Top-Performing Markets
Investors continue to be drawn to high-performing secondary markets, particularly. in the Sun Belt. Dallas, Raleigh-Durham, Charlotte, Nashville, and Atlanta are expected to outperform the others. The ongoing and rapid growth in the Sun Belt has been a huge boon to commercial real estate investors: People of all ages are increasingly drawn to the area because of its business-friendly environment, lower cost of living, high quality of life and mild climate. The Sun Belt now accounts for approximately 50% of the national population (326 million), with that figure expected to rise to 55% by 2030.
Return Requirements
Nearly 50% of respondents indicate that they will be using all-cash internal rates of return
(IRRs) as their primary metric for investment in 2023, signaling a shift away from leveraged IRRs and going-in cap rates, historically the #1 and #2 responses, respectively. Cap rates have increased 100 basis points (bps) on average across all quality classes (Class A/B and on/off-campus), and on-campus assets get a 50-bps premium to off-campus assets.

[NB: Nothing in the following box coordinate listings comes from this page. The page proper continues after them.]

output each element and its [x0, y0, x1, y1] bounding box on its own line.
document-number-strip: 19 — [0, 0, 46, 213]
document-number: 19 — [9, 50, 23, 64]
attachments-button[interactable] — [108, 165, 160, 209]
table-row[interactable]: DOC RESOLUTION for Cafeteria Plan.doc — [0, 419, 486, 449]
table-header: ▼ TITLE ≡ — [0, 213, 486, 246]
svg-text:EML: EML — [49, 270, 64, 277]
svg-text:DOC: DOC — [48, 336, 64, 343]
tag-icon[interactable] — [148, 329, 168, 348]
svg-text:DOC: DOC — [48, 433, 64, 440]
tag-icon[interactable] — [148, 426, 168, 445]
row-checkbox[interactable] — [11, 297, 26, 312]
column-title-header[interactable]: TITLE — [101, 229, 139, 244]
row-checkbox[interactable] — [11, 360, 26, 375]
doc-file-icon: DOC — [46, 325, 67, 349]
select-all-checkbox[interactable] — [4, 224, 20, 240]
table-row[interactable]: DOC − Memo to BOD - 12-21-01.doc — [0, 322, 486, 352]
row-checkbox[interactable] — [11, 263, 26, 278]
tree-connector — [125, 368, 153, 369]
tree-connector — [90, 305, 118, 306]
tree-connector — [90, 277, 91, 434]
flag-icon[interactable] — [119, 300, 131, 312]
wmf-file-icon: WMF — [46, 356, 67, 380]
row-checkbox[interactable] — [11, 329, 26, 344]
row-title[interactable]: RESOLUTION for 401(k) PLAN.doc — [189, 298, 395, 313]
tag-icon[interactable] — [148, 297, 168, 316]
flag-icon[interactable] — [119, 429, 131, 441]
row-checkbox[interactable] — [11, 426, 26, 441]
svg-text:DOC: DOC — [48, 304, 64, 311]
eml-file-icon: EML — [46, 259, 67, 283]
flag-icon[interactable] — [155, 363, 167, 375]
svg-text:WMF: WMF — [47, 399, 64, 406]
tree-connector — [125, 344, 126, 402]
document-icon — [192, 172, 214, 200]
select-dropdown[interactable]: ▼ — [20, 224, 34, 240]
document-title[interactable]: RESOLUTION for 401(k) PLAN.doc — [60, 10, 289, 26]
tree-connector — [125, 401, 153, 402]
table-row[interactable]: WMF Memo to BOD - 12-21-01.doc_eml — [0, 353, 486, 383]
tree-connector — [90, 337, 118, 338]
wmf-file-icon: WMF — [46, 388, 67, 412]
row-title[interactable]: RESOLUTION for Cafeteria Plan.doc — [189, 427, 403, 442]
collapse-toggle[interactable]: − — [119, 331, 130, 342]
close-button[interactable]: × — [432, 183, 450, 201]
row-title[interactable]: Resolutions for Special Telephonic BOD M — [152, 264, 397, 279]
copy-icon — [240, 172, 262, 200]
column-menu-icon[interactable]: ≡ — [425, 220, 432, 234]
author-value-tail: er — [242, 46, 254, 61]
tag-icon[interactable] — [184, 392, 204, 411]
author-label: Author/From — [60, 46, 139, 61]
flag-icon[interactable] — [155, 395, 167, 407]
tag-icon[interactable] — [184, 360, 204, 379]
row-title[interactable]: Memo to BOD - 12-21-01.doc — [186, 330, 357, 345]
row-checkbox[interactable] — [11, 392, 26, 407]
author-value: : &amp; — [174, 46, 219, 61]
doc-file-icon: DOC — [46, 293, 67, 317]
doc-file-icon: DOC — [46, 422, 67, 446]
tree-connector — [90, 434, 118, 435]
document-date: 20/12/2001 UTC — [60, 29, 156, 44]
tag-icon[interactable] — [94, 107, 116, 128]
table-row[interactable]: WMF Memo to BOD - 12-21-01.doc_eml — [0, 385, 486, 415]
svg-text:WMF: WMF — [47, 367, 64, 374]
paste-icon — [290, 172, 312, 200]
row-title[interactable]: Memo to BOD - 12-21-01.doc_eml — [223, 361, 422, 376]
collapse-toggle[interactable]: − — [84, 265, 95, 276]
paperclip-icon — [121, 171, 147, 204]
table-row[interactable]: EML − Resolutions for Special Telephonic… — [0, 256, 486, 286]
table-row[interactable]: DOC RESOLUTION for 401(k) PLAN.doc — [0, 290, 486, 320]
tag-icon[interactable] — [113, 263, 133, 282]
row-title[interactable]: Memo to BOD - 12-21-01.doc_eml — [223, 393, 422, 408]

Around 84% of respondents (compared to 98% in 2022) predict that a market cap rate for Class A on-campus product will be less than 6.50% in 2023. Meanwhile, 87% of poll respondents (compared to 99% in 2022) predict that the cap rate for Class A, off-campus MOBs will be less than 7% in 2023. While healthcare fundamentals remain strong, interest rates and economic uncertainty have pushed cap rates and return metrics up from the historical lows experienced at the beginning of 2022.
Planned Investment Activity
The overwhelming majority of survey respondents (75%) indicate plans to be net buyers of medical office product in 2023. Of the respondents, 88% of all private capital and institutional healthcare investors consider themselves to be net buyers. Only 8% of healthcare real estate owners responded that they consider themselves to be a net seller of medical office product in 2023.
Life Sciences
Despite the challenges to commercial real estate, the life sciences market continues to grow. The life sciences industry in the U.S. saw a record level of venture capital funding in 2021, hitting a new high of $33 billion (CBRE Report). In 2022, venture capital funding for life sciences reached $21.6 billion, with the majority of that activity in the first half of the year. Even considering the relative dearth of activity for the second half of 2022, it is the third-highest year on record, showing continued growth in the sector. Of respondents who plan to be active in the life sciences sector in 2023, 88% will be a net buyer.
Market Fundamentals
While commercial real estate markets were severely disrupted in early 2020, the medical office sector had record years for transaction volume in 2021 and 2022. In 2022, commercial real estate markets were impacted again by seven interest rate increases by the Federal Reserve, weighing heavily on capital markets activity. Medical office portfolios around the country have proved to be incredibly stable, with 94% of respondents indicating that their medical office portfolio occupancy is either the same or higher compared to the previous year. The healthcare industry was truly tested by the pandemic, inflation and rising interest rates. Despite the headwinds of the last three years, healthcare delivery and care continue to grow, meeting climbing demand.